An “Invitation to Struggle”: Congress’ Leading Role in US Foreign Policy

In this paper, I put forward the claim that Congress plays an active role in US foreign policy through the increasing need for congressional support and the power of the purse; while it plays a leading role in shaping foreign policy through its legislative powers, emphasising the degree of influence it has over presidential actions and the course of foreign policy. The difference between its active and leading role is established in the way it can influence foreign policy-making. It plays an active role in relation to the presidency, in the sense that it has the ability to indirectly change the President’s course of action to a more preferred one by imposing political and constitutional restrictions. On the other hand, it plays a leading role for the reason that it directly controls foreign policy objectives by passing legislation.

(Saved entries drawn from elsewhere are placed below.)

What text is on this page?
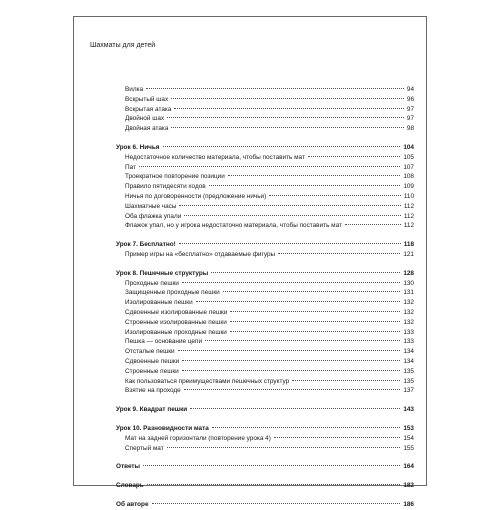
Шахматы для детей
Вилка	94
Вскрытый шах	96
Вскрытая атака	97
Двойной шах	97
Двойная атака	98
Урок 6. Ничья	104
Недостаточное количество материала, чтобы поставить мат	105
Пат	107
Троекратное повторение позиции	108
Правило пятидесяти ходов	109
Ничья по договоренности (предложение ничьи)	110
Шахматные часы	112
Оба флажка упали	112
Флажок упал, но у игрока недостаточно материала, чтобы поставить мат	112
Урок 7. Бесплатно!	118
Пример игры на «бесплатно» отдаваемые фигуры	121
Урок 8. Пешечные структуры	128
Проходные пешки	130
Защищенные проходные пешки	131
Изолированные пешки	132
Сдвоенные изолированные пешки	132
Строенные изолированные пешки	132
Изолированные проходные пешки	133
Пешка — основание цепи	133
Отсталые пешки	134
Сдвоенные пешки	134
Строенные пешки	135
Как пользоваться преимуществами пешечных структур	135
Взятие на проходе	137
Урок 9. Квадрат пешки	143
Урок 10. Разновидности мата	153
Мат на задней горизонтали (повторение урока 4)	154
Спертый мат	155
Ответы	164
Словарь	182
Об авторе	186
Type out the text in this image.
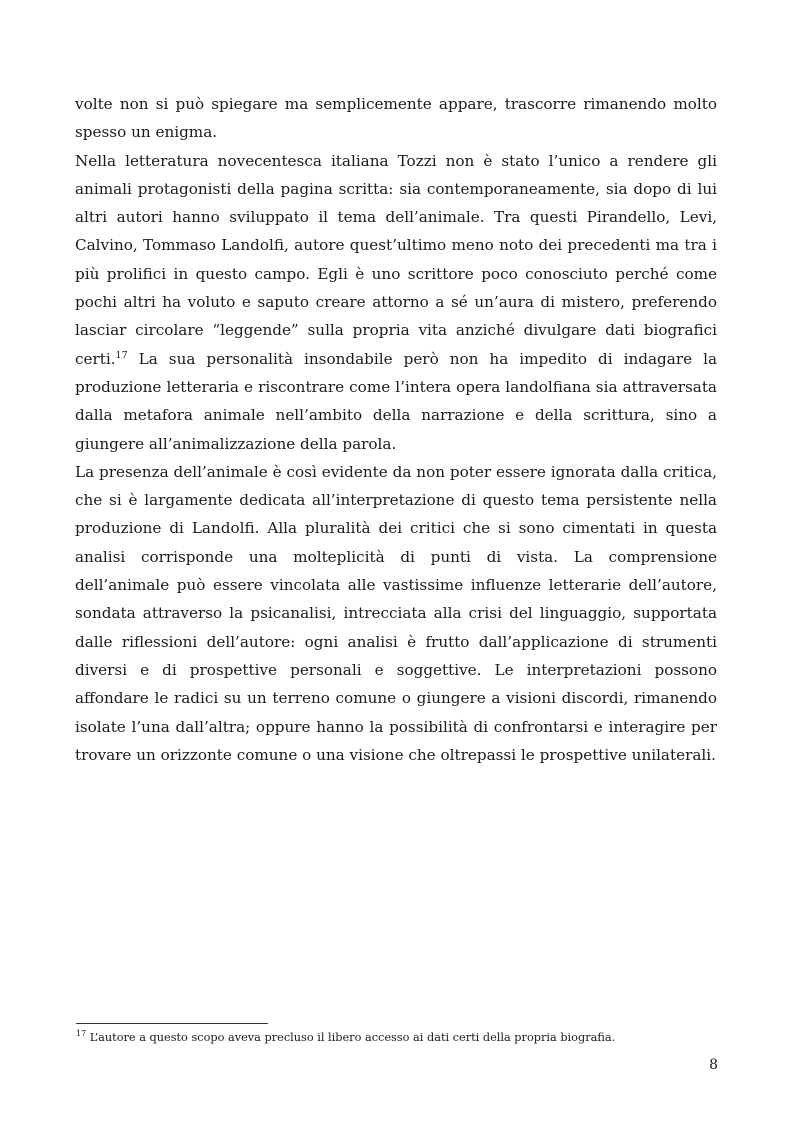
volte non si può spiegare ma semplicemente appare, trascorre rimanendo molto spesso un enigma.

Nella letteratura novecentesca italiana Tozzi non è stato l’unico a rendere gli animali protagonisti della pagina scritta: sia contemporaneamente, sia dopo di lui altri autori hanno sviluppato il tema dell’animale. Tra questi Pirandello, Levi, Calvino, Tommaso Landolfi, autore quest’ultimo meno noto dei precedenti ma tra i più prolifici in questo campo. Egli è uno scrittore poco conosciuto perché come pochi altri ha voluto e saputo creare attorno a sé un’aura di mistero, preferendo lasciar circolare “leggende” sulla propria vita anziché divulgare dati biografici certi.$^{17}$ La sua personalità insondabile però non ha impedito di indagare la produzione letteraria e riscontrare come l’intera opera landolfiana sia attraversata dalla metafora animale nell’ambito della narrazione e della scrittura, sino a giungere all’animalizzazione della parola.

La presenza dell’animale è così evidente da non poter essere ignorata dalla critica, che si è largamente dedicata all’interpretazione di questo tema persistente nella produzione di Landolfi. Alla pluralità dei critici che si sono cimentati in questa analisi corrisponde una molteplicità di punti di vista. La comprensione dell’animale può essere vincolata alle vastissime influenze letterarie dell’autore, sondata attraverso la psicanalisi, intrecciata alla crisi del linguaggio, supportata dalle riflessioni dell’autore: ogni analisi è frutto dall’applicazione di strumenti diversi e di prospettive personali e soggettive. Le interpretazioni possono affondare le radici su un terreno comune o giungere a visioni discordi, rimanendo isolate l’una dall’altra; oppure hanno la possibilità di confrontarsi e interagire per trovare un orizzonte comune o una visione che oltrepassi le prospettive unilaterali.

$^{17}$ L’autore a questo scopo aveva precluso il libero accesso ai dati certi della propria biografia.

8
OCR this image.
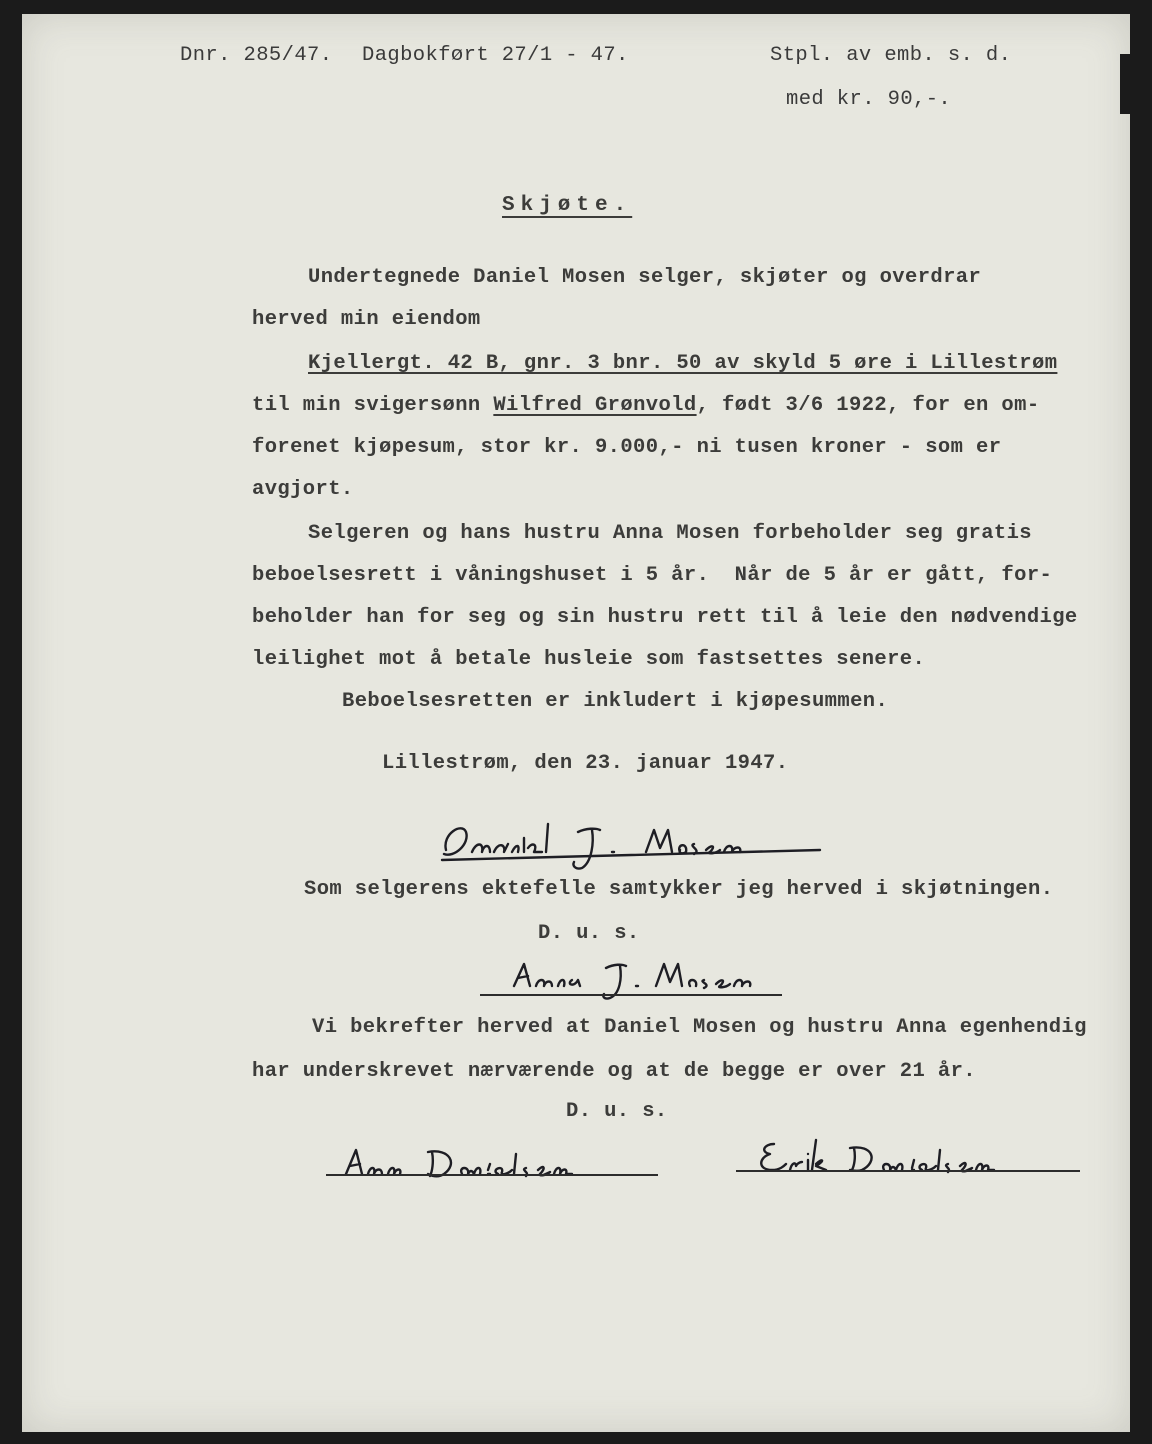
Dnr. 285/47. Dagbokført 27/1 - 47.	Stpl. av emb. s. d.
med kr. 90,-.
Skjøte.
Undertegnede Daniel Mosen selger, skjøter og overdrar
herved min eiendom
Kjellergt. 42 B, gnr. 3 bnr. 50 av skyld 5 øre i Lillestrøm
til min svigersønn Wilfred Grønvold, født 3/6 1922, for en om-
forenet kjøpesum, stor kr. 9.000,- ni tusen kroner - som er
avgjort.
Selgeren og hans hustru Anna Mosen forbeholder seg gratis
beboelsesrett i våningshuset i 5 år.  Når de 5 år er gått, for-
beholder han for seg og sin hustru rett til å leie den nødvendige
leilighet mot å betale husleie som fastsettes senere.
Beboelsesretten er inkludert i kjøpesummen.
Lillestrøm, den 23. januar 1947.
Som selgerens ektefelle samtykker jeg herved i skjøtningen.
D. u. s.
Vi bekrefter herved at Daniel Mosen og hustru Anna egenhendig
har underskrevet nærværende og at de begge er over 21 år.
D. u. s.
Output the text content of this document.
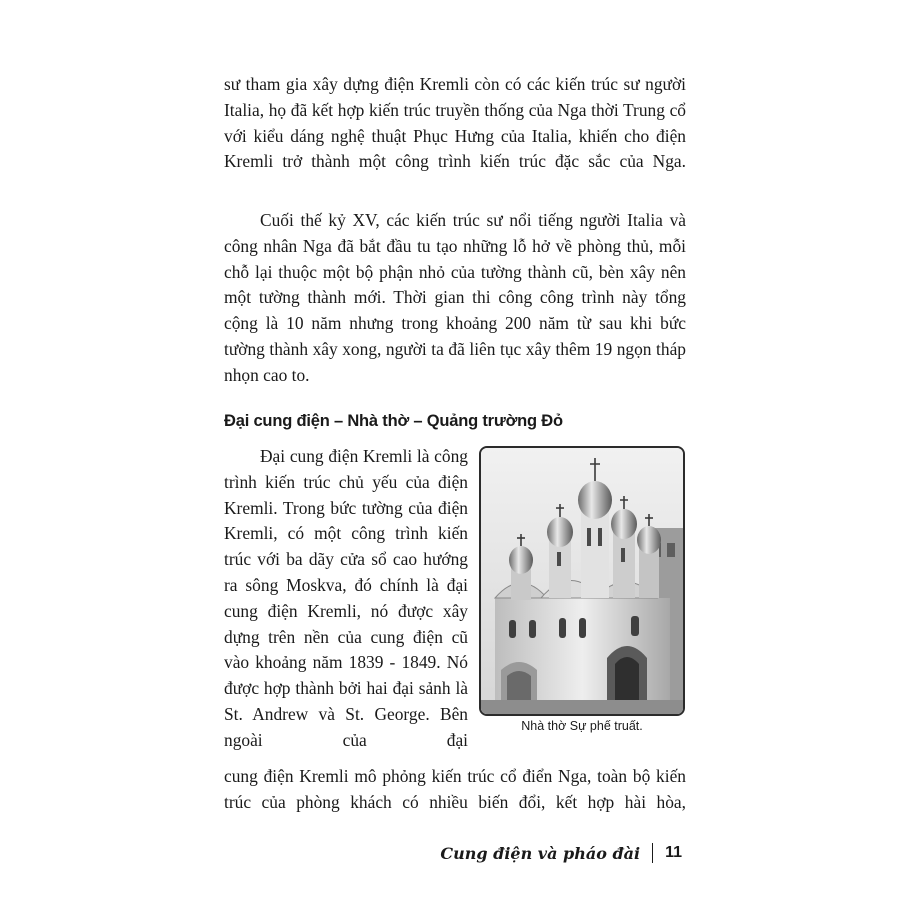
sư tham gia xây dựng điện Kremli còn có các kiến trúc sư người Italia, họ đã kết hợp kiến trúc truyền thống của Nga thời Trung cổ với kiểu dáng nghệ thuật Phục Hưng của Italia, khiến cho điện Kremli trở thành một công trình kiến trúc đặc sắc của Nga.

Cuối thế kỷ XV, các kiến trúc sư nổi tiếng người Italia và công nhân Nga đã bắt đầu tu tạo những lỗ hở về phòng thủ, mỗi chỗ lại thuộc một bộ phận nhỏ của tường thành cũ, bèn xây nên một tường thành mới. Thời gian thi công công trình này tổng cộng là 10 năm nhưng trong khoảng 200 năm từ sau khi bức tường thành xây xong, người ta đã liên tục xây thêm 19 ngọn tháp nhọn cao to.

Đại cung điện – Nhà thờ – Quảng trường Đỏ

Đại cung điện Kremli là công trình kiến trúc chủ yếu của điện Kremli. Trong bức tường của điện Kremli, có một công trình kiến trúc với ba dãy cửa sổ cao hướng ra sông Moskva, đó chính là đại cung điện Kremli, nó được xây dựng trên nền của cung điện cũ vào khoảng năm 1839 - 1849. Nó được hợp thành bởi hai đại sảnh là St. Andrew và St. George. Bên ngoài của đại

Nhà thờ Sự phế truất.

cung điện Kremli mô phỏng kiến trúc cổ điển Nga, toàn bộ kiến trúc của phòng khách có nhiều biến đổi, kết hợp hài hòa,

Cung điện và pháo đài 11
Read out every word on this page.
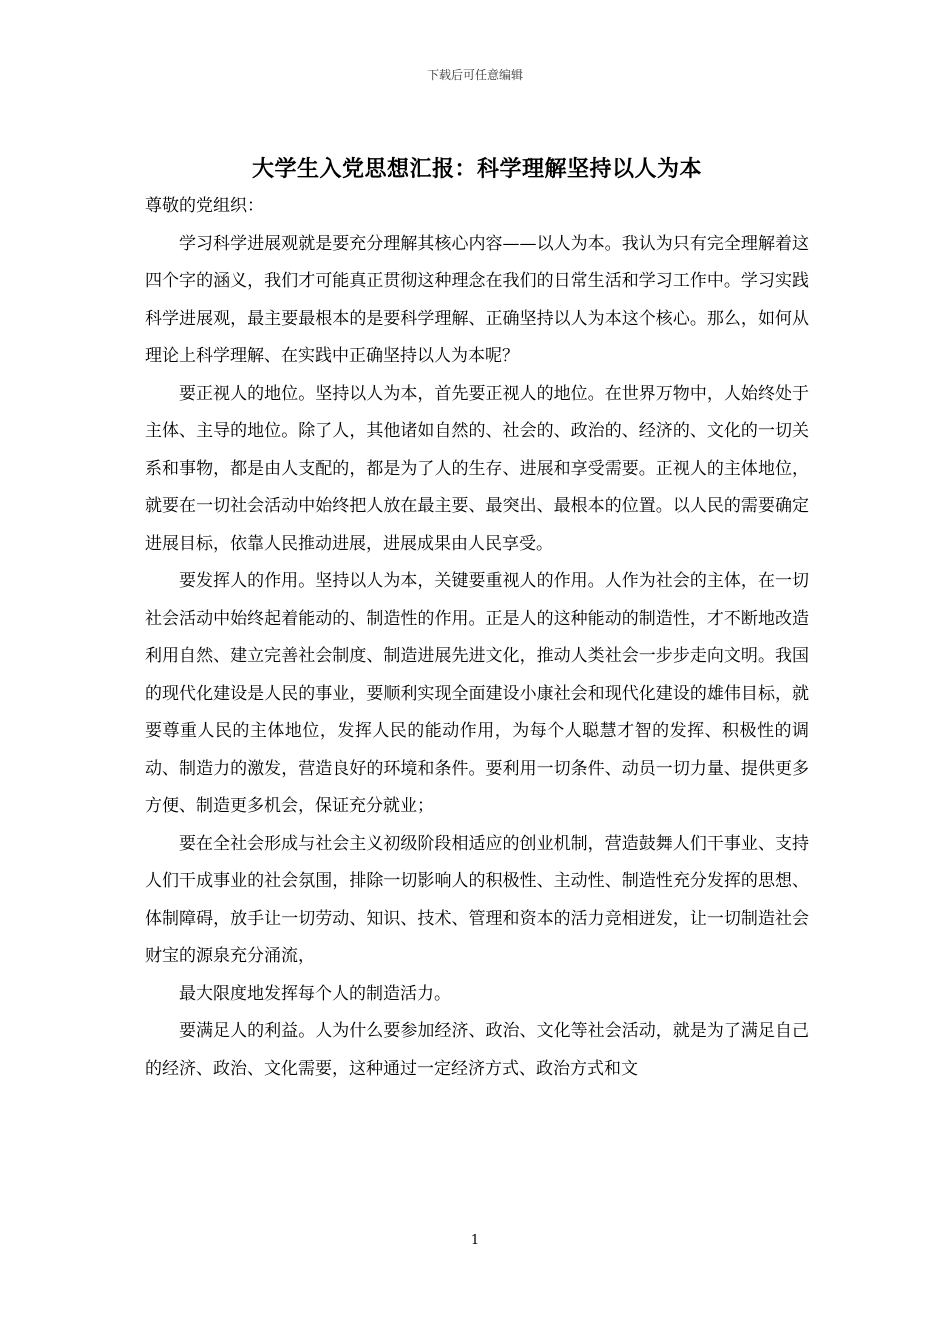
下载后可任意编辑
大学生入党思想汇报：科学理解坚持以人为本

尊敬的党组织：

学习科学进展观就是要充分理解其核心内容——以人为本。我认为只有完全理解着这四个字的涵义，我们才可能真正贯彻这种理念在我们的日常生活和学习工作中。学习实践科学进展观，最主要最根本的是要科学理解、正确坚持以人为本这个核心。那么，如何从理论上科学理解、在实践中正确坚持以人为本呢？

要正视人的地位。坚持以人为本，首先要正视人的地位。在世界万物中，人始终处于主体、主导的地位。除了人，其他诸如自然的、社会的、政治的、经济的、文化的一切关系和事物，都是由人支配的，都是为了人的生存、进展和享受需要。正视人的主体地位，就要在一切社会活动中始终把人放在最主要、最突出、最根本的位置。以人民的需要确定进展目标，依靠人民推动进展，进展成果由人民享受。

要发挥人的作用。坚持以人为本，关键要重视人的作用。人作为社会的主体，在一切社会活动中始终起着能动的、制造性的作用。正是人的这种能动的制造性，才不断地改造利用自然、建立完善社会制度、制造进展先进文化，推动人类社会一步步走向文明。我国的现代化建设是人民的事业，要顺利实现全面建设小康社会和现代化建设的雄伟目标，就要尊重人民的主体地位，发挥人民的能动作用，为每个人聪慧才智的发挥、积极性的调动、制造力的激发，营造良好的环境和条件。要利用一切条件、动员一切力量、提供更多方便、制造更多机会，保证充分就业；

要在全社会形成与社会主义初级阶段相适应的创业机制，营造鼓舞人们干事业、支持人们干成事业的社会氛围，排除一切影响人的积极性、主动性、制造性充分发挥的思想、体制障碍，放手让一切劳动、知识、技术、管理和资本的活力竞相迸发，让一切制造社会财宝的源泉充分涌流，

最大限度地发挥每个人的制造活力。

要满足人的利益。人为什么要参加经济、政治、文化等社会活动，就是为了满足自己的经济、政治、文化需要，这种通过一定经济方式、政治方式和文

1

Firstly, I will start the discussion by demonstrating that the domestic outlook of Congress and intensified partisanship has increased the extent to which US foreign policy requires congressional support, suggesting politics does not stop at the water’s edge. Secondly, I will show that Congress uses its budgetary devices to limit and alter presidential actions with regard to foreign policy. Finally, I will argue that the combination of the need for congressional support, the power of the purse and the power of oversight and investigation within Congress’ legislative powers is the most powerful way in which Congress can both restrict the President’s powers and initiate new policy objectives.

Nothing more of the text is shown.